ようやく中央駅の近くまで戻ってきたことが確信できたあたりで、せっかくだから水辺を歩いてみようと道を逸れたら、対岸に怪しげな廃工場みたいなのがあった。グーグル先生は何も教えてくれないが、これを見落としては私の目は節穴だと直感が告げたので、写真を撮りまくる。



他にも、使われているようには見えない線路が街中に残っていたりする。かつての貨物線か何かなのだろうか。

地図の偉大な力を借りる。


マルメの海側の地図。中央部の水域の横の灰色のあたりがGamla Dockan。右下に見えるのがマルメ中央駅(Malmo C)。左側がヴェストラ・ハムネン(文字の上のくねっとした青い物体がターニング・トルソ)。左下にマルメ城。
 観光案内所で無事地図を手に入れ、歩いた道に色を塗ってみた。くだんの廃工場のあたりはGamla Dockan(旧ドック)と呼ばれているらしい。その近くにKockumsというバス停があり、さらには公園やフィットネス・クラブみたいなものにもKockumsの名前が冠されているところを見ると、この辺がコックムス社の牙城であっただろうことは何となく推測できる。さらに海沿いのあたりには旧ではないDockanの地名もある。おっさん二人が釣りをしていたヨットハーバーのあたりだ。ひょっとするとコックムス造船所の巨大クレーンがあったのはここではないかと思うが、位置関係を明示した資料がないので、確証が得られない。

博物館に証拠を集めに行く。

 地図でわからなければ、博物館で確かめよう。マルメ市の博物館としては、マルメ城の中にあるマルメ博物館(歴史博物館・美術館と自然博物館、地下に水族館がある)、その近くにある技術海事博物館などが一群の博物館として、共通の入場券で入れるようになっている。
 技術と海事が一つの博物館になっているところに造船業の盛んだった痕跡を見たくなる訳だが、同じ建物の右と左を占める両者の人気の差は歴然としている。技術博物館は動力源と乗り物の歴史についての展示で、自転車や自動車の他に戦闘機や潜水艦も展示され、かつ潜水艦は中に入れるということもあって見学者の人気は高く、小さい子供を連れた家族連れや若い男性のグループが熱心に展示に見入っている。古い自転車の展示の前で「これ、すげえ作りだ、かっけー」みたいに感心している若者などもおり、さすが自転車大国だとこちらも感心した。
 一方、海事関係のコーナーは、そもそも1階部分を「マルメの百年」みたいな展示に占拠され、地下と2階にかろうじて残っているのだが、それもところどころ他の展示に侵食されている始末。

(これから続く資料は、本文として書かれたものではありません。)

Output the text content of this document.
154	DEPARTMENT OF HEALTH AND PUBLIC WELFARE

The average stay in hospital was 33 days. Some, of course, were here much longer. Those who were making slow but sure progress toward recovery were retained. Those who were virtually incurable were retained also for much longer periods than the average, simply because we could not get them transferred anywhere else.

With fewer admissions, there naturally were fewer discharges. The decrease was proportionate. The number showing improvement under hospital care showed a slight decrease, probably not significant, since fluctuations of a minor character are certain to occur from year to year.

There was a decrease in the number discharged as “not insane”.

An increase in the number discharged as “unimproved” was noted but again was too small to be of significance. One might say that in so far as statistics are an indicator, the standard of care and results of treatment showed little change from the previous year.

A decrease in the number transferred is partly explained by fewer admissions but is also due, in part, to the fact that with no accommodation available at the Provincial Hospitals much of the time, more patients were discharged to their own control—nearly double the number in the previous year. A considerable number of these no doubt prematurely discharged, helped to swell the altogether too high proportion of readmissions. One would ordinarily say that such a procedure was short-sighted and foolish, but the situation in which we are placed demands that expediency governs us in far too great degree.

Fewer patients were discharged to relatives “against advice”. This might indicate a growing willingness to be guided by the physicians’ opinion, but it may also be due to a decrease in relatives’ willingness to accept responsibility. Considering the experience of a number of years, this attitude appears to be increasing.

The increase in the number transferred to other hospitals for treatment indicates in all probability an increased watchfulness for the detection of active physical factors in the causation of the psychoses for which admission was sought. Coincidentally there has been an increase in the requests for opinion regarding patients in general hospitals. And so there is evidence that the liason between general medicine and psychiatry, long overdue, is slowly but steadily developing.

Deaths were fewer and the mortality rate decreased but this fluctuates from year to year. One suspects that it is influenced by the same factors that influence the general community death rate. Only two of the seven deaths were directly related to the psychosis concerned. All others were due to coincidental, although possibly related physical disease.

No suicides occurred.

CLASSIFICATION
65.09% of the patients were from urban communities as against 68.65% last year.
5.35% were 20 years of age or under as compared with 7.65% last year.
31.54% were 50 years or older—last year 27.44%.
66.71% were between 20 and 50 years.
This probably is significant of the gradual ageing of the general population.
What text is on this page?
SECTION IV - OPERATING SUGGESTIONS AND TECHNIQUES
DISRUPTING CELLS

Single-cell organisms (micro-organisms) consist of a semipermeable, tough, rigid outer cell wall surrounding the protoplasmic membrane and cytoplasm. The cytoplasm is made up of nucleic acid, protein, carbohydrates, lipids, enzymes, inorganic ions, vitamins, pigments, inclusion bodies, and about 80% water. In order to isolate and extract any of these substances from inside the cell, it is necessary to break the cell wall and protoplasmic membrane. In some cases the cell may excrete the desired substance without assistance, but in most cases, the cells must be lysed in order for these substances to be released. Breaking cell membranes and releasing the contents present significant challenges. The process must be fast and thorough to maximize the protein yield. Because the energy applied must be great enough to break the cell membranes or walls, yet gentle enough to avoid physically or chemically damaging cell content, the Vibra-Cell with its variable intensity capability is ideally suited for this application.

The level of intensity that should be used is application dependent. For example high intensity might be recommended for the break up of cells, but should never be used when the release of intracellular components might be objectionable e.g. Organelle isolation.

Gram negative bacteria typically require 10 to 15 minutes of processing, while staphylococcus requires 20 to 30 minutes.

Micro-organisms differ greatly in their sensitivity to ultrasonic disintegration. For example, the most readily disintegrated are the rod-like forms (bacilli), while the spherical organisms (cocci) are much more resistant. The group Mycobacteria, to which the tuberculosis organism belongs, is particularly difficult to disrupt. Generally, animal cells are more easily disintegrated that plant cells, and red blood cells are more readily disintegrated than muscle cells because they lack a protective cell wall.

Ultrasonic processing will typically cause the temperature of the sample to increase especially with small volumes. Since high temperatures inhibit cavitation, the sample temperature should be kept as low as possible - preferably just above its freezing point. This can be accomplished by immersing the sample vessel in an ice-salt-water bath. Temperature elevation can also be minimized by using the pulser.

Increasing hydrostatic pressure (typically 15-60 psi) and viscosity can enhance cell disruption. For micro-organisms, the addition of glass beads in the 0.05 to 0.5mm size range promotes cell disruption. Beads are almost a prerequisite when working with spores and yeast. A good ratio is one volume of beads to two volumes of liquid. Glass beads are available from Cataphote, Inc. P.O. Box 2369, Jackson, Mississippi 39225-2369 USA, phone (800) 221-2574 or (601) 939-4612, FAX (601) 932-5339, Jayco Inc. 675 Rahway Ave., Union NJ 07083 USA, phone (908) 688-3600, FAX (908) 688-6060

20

展示されていた自動演奏の人形楽団。20世紀初頭にイギリスから輸入されたものだそう。
 船の構造や船室の展示の奥から大歓声が上がって何かと思えば、地元マルメのサッカーチーム、マルメFFの特集コーナーが設置してあったりする。館内に響き渡る歓声が気になって2階に上がる親子連れもいたので、客寄せとしてはよく考えられているが、ちょっとあざとい気がしないでもない。なお、マルメ市民の強烈な地元愛のみを当てにしているらしく、他の展示には英語表記もあるのに、ここは当然のようにスウェーデン語表記のみだった。ともかく、海事関係の展示は人気がなく、あまりじっくり見る人もいないのだが、確かにやや古めかしく、魅力的とは言い難い。ひょっとすると、海事博物館としては終息させ、工業都市マルメの近代史の展示に模様替えしていくつもりなのかもしれない。
 博物館の一角に、コックムス・クレーンの写真があったので近寄ってみた。何の説明もないが、「マルメ港で働いていた人たち」の特集であるらしく、港湾労働者、船舶仲立人、コックムス造船所の女性労働者の証言が写真つきで紹介されていた。コックムス社の女性は、職場に女性が初めて入ることになったので、賛否両論の大激論が交わされたこと、その後どこに行っても女性が職場に入り込むことへの抵抗を受けたことなどを語っている。港で働いていた残りの二人がどちらも港の匂いに言及していたのが印象的だった。スパイスやチョコレート、あるいはオレンジ、最悪なのは魚粉とか。そう言えば、技術博物館の潜水艦の展示にも、艦内の匂いについてほのめかしてあった。「あなたは潜水艦の全てを体験することができますが、匂いだけは例外です」みたいな。しかし、船舶仲立人だった老人が言うように、「今は何の匂いもしない」

過去の痕跡の一端にようやく辿り着く。


 博物館を見ても、港湾を中心とした工業都市としてのマルメを把握しきれずにいたので、ミュージアムショップで何やらコックムスの名前を冠した本が売られているのを見て、読めもしないのに即座にゲットした。200ページ強のハードカバーなのに、オーレスン・リンクの片道切符より安かったこともある。それにしても貨車の写真ばっかりだなと思ったら、コックムス社は造船業の他に貨車製造なども手がけており、今ではむしろ貨車製造が柱になっているらしい。ただし、それについても生産拠点を近年マルメから20キロばかり離れたトレレボリに移転したようで、ひょっとするとGamla Dockanの廃墟ぶりはそのためなのかもしれない。
 とはいえ、多少は工場の敷地や造船業についても触れていて、埋め立ての進展や、コックムス・クレーンの位置なども確認することができる。やはり、おっさん二人が釣りしていたヨットハーバーがかつてのドックで、その先端にクレーンが設置されていたらしい。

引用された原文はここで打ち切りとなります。